Microscopy image of a macrophage. Image credit: NIAID (CC BY 2.0)
Although inflammation can be good for the body and help fight off infection, in certain cases it can also be harmful. When immune cells switch on at the wrong time, they can cause damage to cells and tissues. Fat tissue has its own population of immune cells called adipose tissue macrophages that remove dead fat cells and keep the tissue working. However, obesity changes the behaviour of these macrophages so they switch on as though they were fighting an infection and make the fat tissue inflamed. The signals produced by these activated macrophages stop fat tissue working, and this can lead to type 2 diabetes.
The trigger that activates macrophages in obesity is not yet clear, but some evidence suggests that it is due to the type of fat available. Fats come in two main forms: saturated, which can lead to high cholesterol, or unsaturated which can reduce the risk of high blood pressure. An increase in saturated fats can cause cells, including macrophages, to become stressed.
Researchers showed in 2011 that macrophages in the fatty tissue of obese mice accumulate fat and become inflamed, but it was unclear which types of fat, if any, were driving the inflammation.
Now, Petkevicius et al. – including some of the researchers involved in the 2011 work – report that macrophages in the fatty tissue of obese mice make excess phosphatidylcholine, a fat normally found in the cell membrane. Phosphatidylcholine is a type of fat known as a phospholipid and it is made up of two subunits called fatty acids that can either be saturated or unsaturated. In obese people and mice, fatty tissue produces too much of the enzyme that makes phosphatidylcholine, called CCTa.
Petkevicius et al. showed that partially removing the CCTa gene from macrophages reduces inflammation, but, unexpectedly, the amount of phosphatidylcholine in the cells stays the same.
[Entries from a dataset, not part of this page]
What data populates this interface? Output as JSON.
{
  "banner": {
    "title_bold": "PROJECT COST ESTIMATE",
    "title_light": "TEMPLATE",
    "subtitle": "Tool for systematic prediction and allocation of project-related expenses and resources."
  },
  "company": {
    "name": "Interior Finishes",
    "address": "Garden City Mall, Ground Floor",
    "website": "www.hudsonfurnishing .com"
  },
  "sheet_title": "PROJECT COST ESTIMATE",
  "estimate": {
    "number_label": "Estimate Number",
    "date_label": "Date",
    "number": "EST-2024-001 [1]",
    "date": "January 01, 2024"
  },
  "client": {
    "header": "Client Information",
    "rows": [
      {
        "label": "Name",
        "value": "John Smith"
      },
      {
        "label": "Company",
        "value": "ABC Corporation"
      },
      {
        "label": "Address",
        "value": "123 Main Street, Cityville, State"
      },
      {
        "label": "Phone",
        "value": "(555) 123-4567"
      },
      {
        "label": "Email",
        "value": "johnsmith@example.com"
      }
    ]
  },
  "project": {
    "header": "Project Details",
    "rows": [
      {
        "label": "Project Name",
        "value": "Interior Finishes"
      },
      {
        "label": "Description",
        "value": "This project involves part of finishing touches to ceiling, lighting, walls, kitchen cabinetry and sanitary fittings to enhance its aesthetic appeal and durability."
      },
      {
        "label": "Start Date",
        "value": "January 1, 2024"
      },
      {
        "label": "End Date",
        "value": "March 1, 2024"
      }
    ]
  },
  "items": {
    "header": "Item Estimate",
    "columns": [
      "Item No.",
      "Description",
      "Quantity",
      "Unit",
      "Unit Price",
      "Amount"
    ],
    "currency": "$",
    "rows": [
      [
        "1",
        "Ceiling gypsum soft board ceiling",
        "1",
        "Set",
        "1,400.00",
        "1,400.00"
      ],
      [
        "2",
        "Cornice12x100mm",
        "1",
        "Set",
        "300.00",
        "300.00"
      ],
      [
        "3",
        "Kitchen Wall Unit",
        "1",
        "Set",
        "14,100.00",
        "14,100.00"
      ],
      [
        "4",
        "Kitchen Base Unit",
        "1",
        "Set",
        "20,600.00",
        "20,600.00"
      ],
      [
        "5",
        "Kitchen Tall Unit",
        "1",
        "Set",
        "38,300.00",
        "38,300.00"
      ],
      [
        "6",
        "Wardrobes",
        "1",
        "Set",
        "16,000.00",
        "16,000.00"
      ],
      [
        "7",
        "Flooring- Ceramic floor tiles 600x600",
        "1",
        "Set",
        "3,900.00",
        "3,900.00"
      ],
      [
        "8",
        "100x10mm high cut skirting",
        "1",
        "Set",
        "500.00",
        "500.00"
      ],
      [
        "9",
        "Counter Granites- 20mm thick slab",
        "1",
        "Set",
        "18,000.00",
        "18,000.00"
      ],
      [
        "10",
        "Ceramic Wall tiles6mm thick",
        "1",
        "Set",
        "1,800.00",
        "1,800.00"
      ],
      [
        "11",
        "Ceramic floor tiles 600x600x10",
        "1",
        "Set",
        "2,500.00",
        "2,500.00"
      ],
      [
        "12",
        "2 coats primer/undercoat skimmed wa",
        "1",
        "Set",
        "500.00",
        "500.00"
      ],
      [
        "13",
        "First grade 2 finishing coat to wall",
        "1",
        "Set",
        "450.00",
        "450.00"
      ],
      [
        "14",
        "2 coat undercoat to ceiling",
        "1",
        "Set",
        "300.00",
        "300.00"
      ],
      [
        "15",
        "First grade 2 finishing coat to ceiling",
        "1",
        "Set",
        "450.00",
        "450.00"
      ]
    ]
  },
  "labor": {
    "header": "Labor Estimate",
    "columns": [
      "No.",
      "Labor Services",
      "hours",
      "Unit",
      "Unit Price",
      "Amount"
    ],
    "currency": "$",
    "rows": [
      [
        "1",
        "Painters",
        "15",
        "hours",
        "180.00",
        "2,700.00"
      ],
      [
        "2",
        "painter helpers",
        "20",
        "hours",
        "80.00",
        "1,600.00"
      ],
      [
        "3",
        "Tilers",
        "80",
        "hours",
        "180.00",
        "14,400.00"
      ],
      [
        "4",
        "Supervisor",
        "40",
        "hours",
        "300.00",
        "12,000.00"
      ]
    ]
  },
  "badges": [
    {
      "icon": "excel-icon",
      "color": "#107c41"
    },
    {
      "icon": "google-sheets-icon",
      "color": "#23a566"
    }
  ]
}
This is because macrophages respond to the halt in phosphatidylcholine production by removing less of the phospholipid from the membrane. This gives the macrophages time to exchange the saturated fatty acids in phosphatidylcholine for unsaturated fatty acids. Therefore, the longer phosphatidylcholine stays in the membrane, the more likely it is to contain unsaturated fatty acids. Further experiments demonstrated that this change counteracts the effects caused by excess saturated fats, protecting the cells and reducing inflammation.
Although the understanding of obesity is still in its early stages, this study adds another piece of the puzzle. If we can understand why fat stops working in obesity, and how this leads to disease, it could aid the design of new treatments for type 2 diabetes.